I want to ask what he did. But the look in his eyes stops me.

It’s not just hunger. It’s history. It’s something feral that’s been starving for years and finally found food.

He strokes a thumb along my throat and I hate that my body still arches into it, still opens for him, still responds even as my brain flashes with images I can’t quite place.

“I used to watch you hum,” he murmurs. “You were so small you couldn’t even reach the candle wicks but you still tried to light them. You didn’t know it, but the sound kept me from…from breaking.” He swallows hard. “I was already gone,” he says. “But you made me wait to disappear.”

My chest tightens until it hurts. I press my hands against his shoulders but don’t push him away.

“I don’t remember,” I whisper.

“I know,” he says, and there’s no triumph in it. Only a low, aching resignation. “But your body does.”

The words land like a slap. Because it’s true.

Every time he touches me, something in me reacts before I think.

I close my eyes. Images flicker—dusty stained glass, moth wings beating against old wood, a hand reaching through a hole in the wall, a breath on the back of my neck. But the faces stay blank. Always blank.

When I open my eyes, Damien’s still watching me. “You’re not crazy,” he says softly. “You just don’t remember what we crawled out of.”

My heart stutters. “What did we crawl out of?”

He doesn’t answer. He just looks at me like the question is a blade pressed to his tongue. And for the first time since I met him, I think I see the boy again. Not the man. Not the monster. Just the boy. The one who watched me hum to keep himself alive.

I reach up, fingertips grazing his jaw. He flinches. Not away. Just a twitch, like a reflex he can’t suppress.

“You don’t have to be him anymore,” I whisper.

His eyes close. “I don’t know how to stop,” he says, voice raw. “I don’t know who I am without it.”

The admission cuts through me deeper than any threat. And in the silence that follows, I realise something else: The real danger isn’t just the man at our door. It’s the past Damien dragged inside with him.

“Why did you come back for me?”

The question slips out like a secret, too quiet, too slow, like I’m afraid of what it might open. He stills. Completely. His hand pauses mid-stroke against my waist, breath caught, shoulders tensed like I just asked him to dig up a body he swore he’d buried.
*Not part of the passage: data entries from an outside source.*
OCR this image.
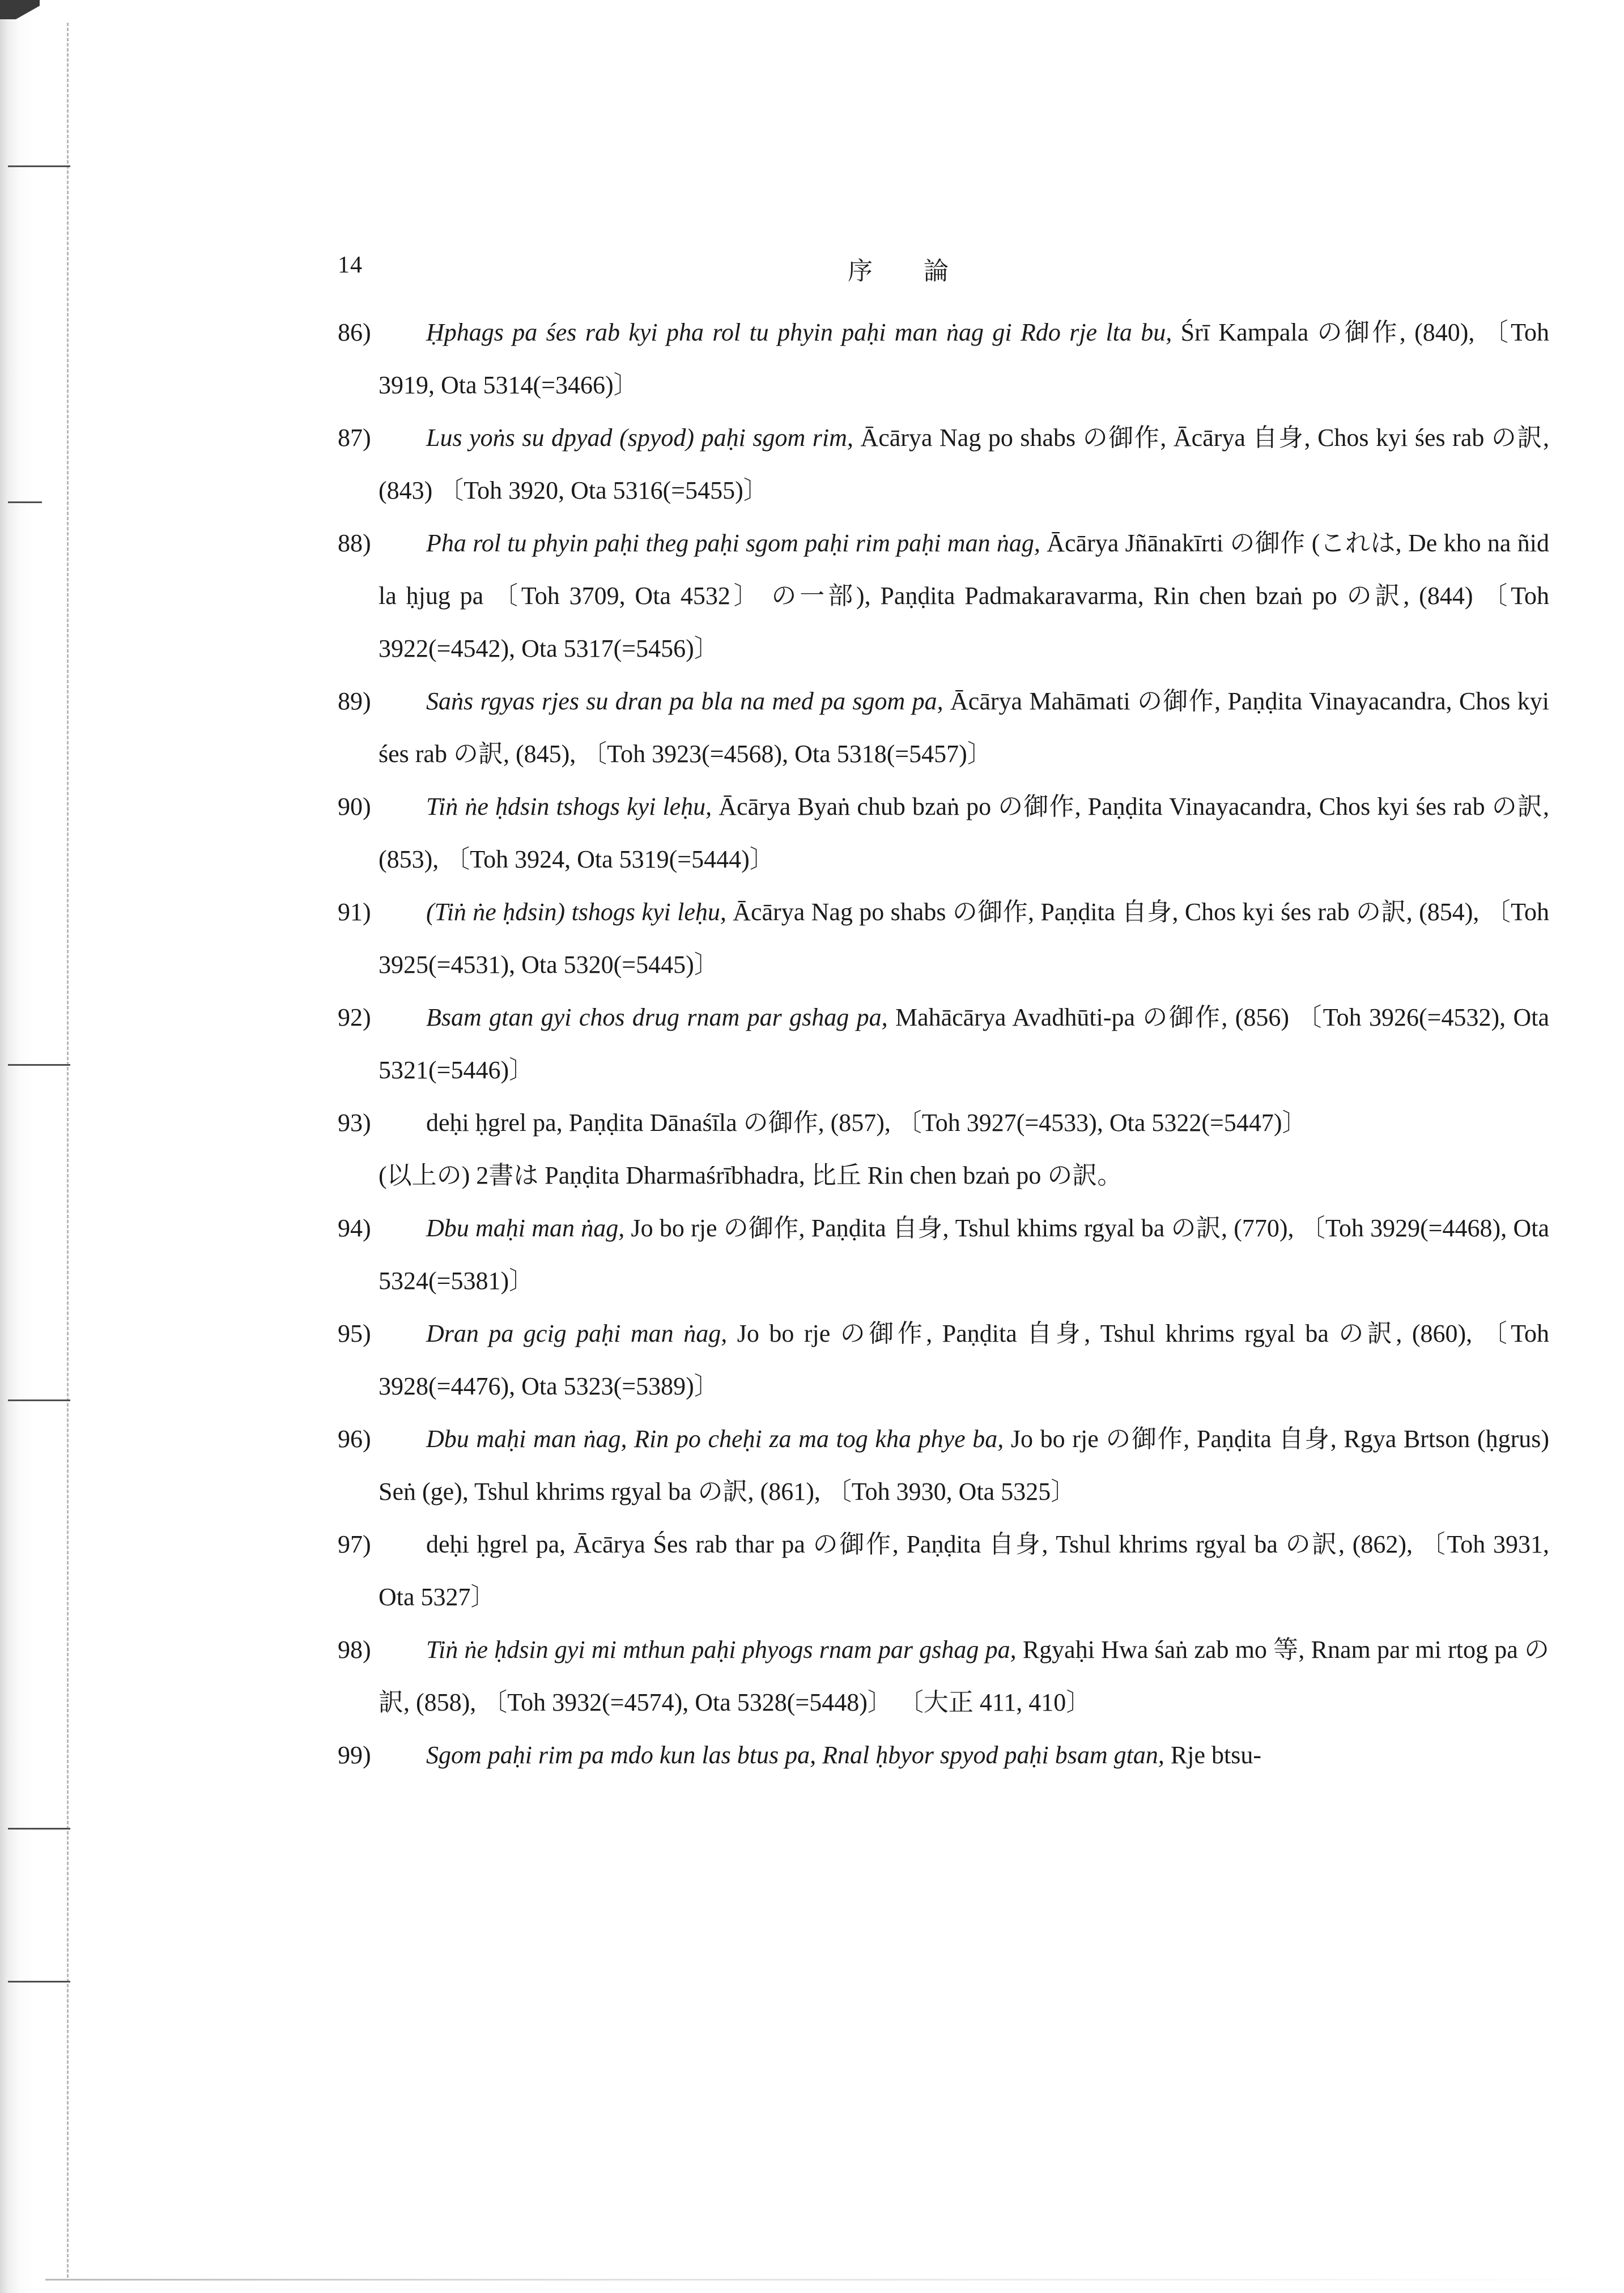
14	序論
86)	Ḥphags pa śes rab kyi pha rol tu phyin paḥi man ṅag gi Rdo rje lta bu, Śrī Kampala の御作, (840), 〔Toh 3919, Ota 5314(=3466)〕
87)	Lus yoṅs su dpyad (spyod) paḥi sgom rim, Ācārya Nag po shabs の御作, Ācārya 自身, Chos kyi śes rab の訳, (843) 〔Toh 3920, Ota 5316(=5455)〕
88)	Pha rol tu phyin paḥi theg paḥi sgom paḥi rim paḥi man ṅag, Ācārya Jñānakīrti の御作 (これは, De kho na ñid la ḥjug pa 〔Toh 3709, Ota 4532〕 の一部), Paṇḍita Padmakaravarma, Rin chen bzaṅ po の訳, (844) 〔Toh 3922(=4542), Ota 5317(=5456)〕
89)	Saṅs rgyas rjes su dran pa bla na med pa sgom pa, Ācārya Mahāmati の御作, Paṇḍita Vinayacandra, Chos kyi śes rab の訳, (845), 〔Toh 3923(=4568), Ota 5318(=5457)〕
90)	Tiṅ ṅe ḥdsin tshogs kyi leḥu, Ācārya Byaṅ chub bzaṅ po の御作, Paṇḍita Vinayacandra, Chos kyi śes rab の訳, (853), 〔Toh 3924, Ota 5319(=5444)〕
91)	(Tiṅ ṅe ḥdsin) tshogs kyi leḥu, Ācārya Nag po shabs の御作, Paṇḍita 自身, Chos kyi śes rab の訳, (854), 〔Toh 3925(=4531), Ota 5320(=5445)〕
92)	Bsam gtan gyi chos drug rnam par gshag pa, Mahācārya Avadhūti-pa の御作, (856) 〔Toh 3926(=4532), Ota 5321(=5446)〕
93)	deḥi ḥgrel pa, Paṇḍita Dānaśīla の御作, (857), 〔Toh 3927(=4533), Ota 5322(=5447)〕
(以上の) 2書は Paṇḍita Dharmaśrībhadra, 比丘 Rin chen bzaṅ po の訳。
94)	Dbu maḥi man ṅag, Jo bo rje の御作, Paṇḍita 自身, Tshul khims rgyal ba の訳, (770), 〔Toh 3929(=4468), Ota 5324(=5381)〕
95)	Dran pa gcig paḥi man ṅag, Jo bo rje の御作, Paṇḍita 自身, Tshul khrims rgyal ba の訳, (860), 〔Toh 3928(=4476), Ota 5323(=5389)〕
96)	Dbu maḥi man ṅag, Rin po cheḥi za ma tog kha phye ba, Jo bo rje の御作, Paṇḍita 自身, Rgya Brtson (ḥgrus) Seṅ (ge), Tshul khrims rgyal ba の訳, (861), 〔Toh 3930, Ota 5325〕
97)	deḥi ḥgrel pa, Ācārya Śes rab thar pa の御作, Paṇḍita 自身, Tshul khrims rgyal ba の訳, (862), 〔Toh 3931, Ota 5327〕
98)	Tiṅ ṅe ḥdsin gyi mi mthun paḥi phyogs rnam par gshag pa, Rgyaḥi Hwa śaṅ zab mo 等, Rnam par mi rtog pa の訳, (858), 〔Toh 3932(=4574), Ota 5328(=5448)〕 〔大正 411, 410〕
99)	Sgom paḥi rim pa mdo kun las btus pa, Rnal ḥbyor spyod paḥi bsam gtan, Rje btsu-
I don’t fill the silence. I let it stretch—taut, electric, unbearable—until it hurts to breathe. Because I need to know. Because I have to know. Because I can’t keep letting him touch me like I belong to him if I don’t understand why the fuck he came back to ruin me.

“Damien.” My voice cracks. “Why now?”

He lifts his head, and something in his eyes fractures. Not a crack. A shatter.

“I didn’t come back for you,” he says hoarsely. “I never left.”

My stomach drops. “What?”

“I watched you graduate. I followed you when you moved. I’ve been in every city. Every street. I stood across the road while you kissed men who didn’t know your name, who didn’t deserve to fucking breathe the same air as you.”

I go cold. My lips part—but no sound comes out.

“I waited,” he says, the words grinding from his throat like they cost blood.

“I waited until you smiled without looking over your shoulder. Until you slept without locking the closet door. Until I thought maybe you’d forgotten what it felt like to be hunted.

” He leans closer. His voice drops to a growl. “But you were still humming.”

The back of my neck prickles.

“I heard it,” he breathes. “In a video. In the background, barely audible. The same tune. Same cadence. You didn’t even know you were doing it.

” His voice lowers like he’s ashamed of what he’s about to admit.

“That’s when I knew you weren’t safe. Because you only ever hummed like that when you were trying to drown something out. ”

My throat tightens.

“And I knew,” he says, “that if he found you first, he’d take what I’d never forgive myself for losing.”